À un tel programme, le préfacier importe peu. Me revoici roulant à travers l’Europe centrale, pour en tenir l’emploi. Bien que la paix soit signée, les communications régulières ne sont pas encore rétablies à travers l’Allemagne. Il faut de nouveau traverser la Suisse et le Tyrol, cette fois étincelant de blancheurs neigeuses. Vienne est dans la nuit, a faim et a froid. Puis ce sont des inondations, de grandes plaines mornes et fangeuses, des forêts dénudées, Varsovie.

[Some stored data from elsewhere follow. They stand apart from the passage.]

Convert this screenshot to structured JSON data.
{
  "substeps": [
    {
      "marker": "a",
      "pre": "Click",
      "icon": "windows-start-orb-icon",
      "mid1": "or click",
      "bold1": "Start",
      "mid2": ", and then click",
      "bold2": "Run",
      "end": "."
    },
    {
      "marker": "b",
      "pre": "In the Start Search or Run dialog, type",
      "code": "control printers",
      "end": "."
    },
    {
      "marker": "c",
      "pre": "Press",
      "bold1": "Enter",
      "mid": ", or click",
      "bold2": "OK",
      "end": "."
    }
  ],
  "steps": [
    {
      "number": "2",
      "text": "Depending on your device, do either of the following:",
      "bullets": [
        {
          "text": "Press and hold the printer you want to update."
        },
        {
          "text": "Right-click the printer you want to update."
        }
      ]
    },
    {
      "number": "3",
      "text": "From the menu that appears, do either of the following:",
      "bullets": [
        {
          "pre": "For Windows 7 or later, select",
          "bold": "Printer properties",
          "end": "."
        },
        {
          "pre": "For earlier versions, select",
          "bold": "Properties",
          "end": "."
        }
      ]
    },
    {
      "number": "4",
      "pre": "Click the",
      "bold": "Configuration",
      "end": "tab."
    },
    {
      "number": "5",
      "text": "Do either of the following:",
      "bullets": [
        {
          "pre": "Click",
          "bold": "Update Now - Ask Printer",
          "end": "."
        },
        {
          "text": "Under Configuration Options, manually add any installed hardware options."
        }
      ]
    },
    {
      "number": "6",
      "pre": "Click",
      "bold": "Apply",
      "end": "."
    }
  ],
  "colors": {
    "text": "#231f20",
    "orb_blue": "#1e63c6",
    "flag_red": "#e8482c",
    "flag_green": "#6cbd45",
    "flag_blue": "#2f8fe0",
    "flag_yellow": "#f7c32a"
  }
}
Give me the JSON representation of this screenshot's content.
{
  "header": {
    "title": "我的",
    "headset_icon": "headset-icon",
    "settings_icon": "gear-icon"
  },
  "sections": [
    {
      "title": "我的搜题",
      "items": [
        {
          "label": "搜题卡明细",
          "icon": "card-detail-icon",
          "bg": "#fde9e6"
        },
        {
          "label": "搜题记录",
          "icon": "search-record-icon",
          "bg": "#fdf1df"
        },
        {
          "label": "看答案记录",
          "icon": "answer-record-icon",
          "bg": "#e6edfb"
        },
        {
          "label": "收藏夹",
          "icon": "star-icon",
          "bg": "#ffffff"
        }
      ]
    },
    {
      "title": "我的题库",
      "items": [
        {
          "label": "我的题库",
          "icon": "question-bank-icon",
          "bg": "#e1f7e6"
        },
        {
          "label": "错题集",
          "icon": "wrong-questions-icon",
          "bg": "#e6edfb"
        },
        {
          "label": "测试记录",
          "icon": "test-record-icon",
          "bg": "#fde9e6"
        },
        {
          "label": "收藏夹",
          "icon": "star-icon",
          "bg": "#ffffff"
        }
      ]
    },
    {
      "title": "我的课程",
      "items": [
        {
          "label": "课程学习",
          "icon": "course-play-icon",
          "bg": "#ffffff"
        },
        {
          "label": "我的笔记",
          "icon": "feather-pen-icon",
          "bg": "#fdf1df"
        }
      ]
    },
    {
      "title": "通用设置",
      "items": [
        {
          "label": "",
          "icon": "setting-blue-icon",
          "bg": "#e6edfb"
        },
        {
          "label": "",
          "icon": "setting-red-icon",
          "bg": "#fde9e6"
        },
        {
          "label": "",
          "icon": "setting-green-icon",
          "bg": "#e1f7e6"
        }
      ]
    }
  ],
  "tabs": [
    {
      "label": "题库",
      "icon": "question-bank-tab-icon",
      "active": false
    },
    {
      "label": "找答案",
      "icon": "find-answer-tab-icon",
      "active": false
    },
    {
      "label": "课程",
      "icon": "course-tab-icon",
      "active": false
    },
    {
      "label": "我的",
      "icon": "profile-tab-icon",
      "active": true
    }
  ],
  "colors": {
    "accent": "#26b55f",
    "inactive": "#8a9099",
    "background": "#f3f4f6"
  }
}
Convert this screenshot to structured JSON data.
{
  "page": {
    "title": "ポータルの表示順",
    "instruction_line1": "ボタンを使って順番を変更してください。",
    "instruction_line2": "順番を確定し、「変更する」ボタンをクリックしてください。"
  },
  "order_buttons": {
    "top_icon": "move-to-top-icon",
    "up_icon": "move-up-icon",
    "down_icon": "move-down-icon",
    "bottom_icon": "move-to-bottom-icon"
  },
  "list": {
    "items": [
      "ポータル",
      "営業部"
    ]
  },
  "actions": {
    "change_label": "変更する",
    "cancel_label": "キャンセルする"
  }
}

Je l’avais quittée par un pluvieux été. Je la retrouve par un dur hiver. Les traîneaux glissent dans les rues gelées par vingt degrés au-dessous de zéro. Il y a de la souffrance ; à un degré plus aigu, toutes les nôtres et, en plus, celles qui naissent de la situation spéciale de la Pologne. Les difficultés de l’ensemencement, la rareté des engrais, les grèves agricoles, rendent angoissante la question du pain et des pommes de terre. Trop d’industries chôment, faute de matières premières et de charbon. Les trains sont presque supprimés. Il faut réquisitionner les appartements particuliers, faute de logements. À toutes les grèves que nous connaissons s’ajoute celle des concierges, qui ne tirent plus le cordon passé dix heures : c’est d’ailleurs le moment où les lumières s’éteignent et se ferment les restaurants. Les incertitudes politiques de l’Entente ne cessent pas d’accroître le malaise. Il y a huit jours, M. Clemenceau faisait de la Pologne la sentinelle de l’Europe contre les Soviets. Hier M. Lloyd George lui a appris que nous allions les ravitailler. Aujourd’hui M. Clemenceau n’est plus rien du tout. Et il me faut répéter indéfiniment que l’avènement de M. Deschanel n’est pas celui du bolchévisme.

Dans la nervosité générale, toute parole qui vient de France ne cesse pas d’être accueillie à Posnan comme à Varsovie avec une chaleur qui va au cœur.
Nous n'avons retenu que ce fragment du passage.